I am looking for a way to remove words from a list that contain 3 or more of the same character.

For example lets say the full list is as follows

ABCDEF
ABBHJK
AAAHJD
KKPPPP
NAUJKS

AAAHJD & KKPPPP should be removed from this list as obviously they contain AAA and PPPP respectively.

My first attempt at this was to use

grep -v '\([[:alpha:]]\)\1' filename

but this will only remove Words with 2+ characters the same in a row.

grep -v '\([[:alpha:]][[:alpha:]]\)\1' filename will remove 4+

My knowledge of Awk/Sed is quite weak. Can anyone lend some advise as to where I should look from here?

Regards,
Colin

Don_Cragun · August 9, 2012, 11:00am

You almost had it the first time. Try:

grep -v '\([[:alpha:]]\)\1\1' filename

elixir_sinari · August 9, 2012, 11:00am

If you need to remove lines with 3 or more occurrences of a character NOT in succession, try

awk '{p=1;for(i=1;i<=length;i++) if(gsub(substr($0,i,1),"&")>=3) {p=0;break}}p' file

This will also remove lines with 3 or more occurrences of a character in succession.

Don_Cragun · August 9, 2012, 11:13am

Ambiguous request. The reply I posted assumed you want to delete lines with three adjacent occurrences of a character. The reply elixir_sinari posted assumed you want to delete any line with three occurrences of a character whether or not they are adjacent. The input you gave will give the same results for either interpretation. What was it that you wanted?

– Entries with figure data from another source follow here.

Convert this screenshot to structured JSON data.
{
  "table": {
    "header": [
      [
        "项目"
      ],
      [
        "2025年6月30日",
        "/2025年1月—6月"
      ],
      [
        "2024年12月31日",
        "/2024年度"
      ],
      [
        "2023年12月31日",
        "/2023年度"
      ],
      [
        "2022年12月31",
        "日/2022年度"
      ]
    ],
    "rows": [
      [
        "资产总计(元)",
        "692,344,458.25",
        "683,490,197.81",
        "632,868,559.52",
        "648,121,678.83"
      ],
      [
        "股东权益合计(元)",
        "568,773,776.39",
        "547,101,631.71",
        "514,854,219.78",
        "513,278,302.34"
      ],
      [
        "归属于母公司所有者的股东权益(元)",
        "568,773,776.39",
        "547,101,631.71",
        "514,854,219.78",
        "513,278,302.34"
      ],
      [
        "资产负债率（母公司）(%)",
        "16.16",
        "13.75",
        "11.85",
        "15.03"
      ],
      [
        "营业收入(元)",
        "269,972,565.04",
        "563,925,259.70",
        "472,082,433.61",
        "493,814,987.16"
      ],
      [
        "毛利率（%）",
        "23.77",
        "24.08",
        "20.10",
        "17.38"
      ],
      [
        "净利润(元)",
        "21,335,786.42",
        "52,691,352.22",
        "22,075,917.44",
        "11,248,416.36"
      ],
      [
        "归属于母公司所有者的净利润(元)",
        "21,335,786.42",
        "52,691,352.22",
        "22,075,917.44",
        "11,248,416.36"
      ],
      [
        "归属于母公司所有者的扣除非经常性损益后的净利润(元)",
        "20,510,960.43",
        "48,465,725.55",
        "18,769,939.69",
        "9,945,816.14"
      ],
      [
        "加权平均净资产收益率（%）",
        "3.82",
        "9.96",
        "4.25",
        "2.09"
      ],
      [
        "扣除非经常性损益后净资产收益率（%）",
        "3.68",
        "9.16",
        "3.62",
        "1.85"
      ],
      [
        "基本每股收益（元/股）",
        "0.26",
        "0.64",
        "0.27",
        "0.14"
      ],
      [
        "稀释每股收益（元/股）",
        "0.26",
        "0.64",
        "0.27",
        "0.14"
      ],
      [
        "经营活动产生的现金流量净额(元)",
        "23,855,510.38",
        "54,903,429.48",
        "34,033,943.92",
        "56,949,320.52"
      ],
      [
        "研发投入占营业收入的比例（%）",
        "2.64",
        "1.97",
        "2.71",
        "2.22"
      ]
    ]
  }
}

alister · August 9, 2012, 11:27am

elixir_sinari:

If you need to remove lines with 3 or more occurrences of a character NOT in succession, try
awk '{p=1;for(i=1;i<=length;i++) if(gsub(substr($0,i,1),"&")>=3) {p=0;break}}p' file
This will also remove lines with 3 or more occurrences of a character in succession.

That approach isn't very robust. The first argument to gsub is an extended regular expression. If the line contains a . , it will match every character. If there's a ? , + , * , or some other metacharacter, there may be a runtime regular expression compilation failure.

What you're attempting can be done easily with grep and a single regular expression:

grep -v '\(.\).*\1.*\1' file

Regards,
Alister

elixir_sinari · August 9, 2012, 10:49pm

alister:

That approach isn't very robust. The first argument to gsub is an extended regular expression. If the line contains a . , it will match every character. If there's a ? , + , * , or some other metacharacter, there may be a runtime regular expression compilation failure.

What you're attempting can be done easily with grep and a single regular expression:
grep -v '$.$.*\1.*\1' file
Regards,
Alister

I did foresee that possibility while writing the solution. But, I assumed that only alphabets will be in the file.

alister · August 9, 2012, 10:53pm

Looking at the first post, that seems a reasonable assumption given the sample data and the use of the [:alpha:] class.

I'll leave my post as is just in case it's of any use (as I'm sure you know, sometimes the sample data isn't representative).

Regards,
Alister

elixir_sinari · August 9, 2012, 10:57pm

I agree with you, alister. That grep with backrefs is much better suited.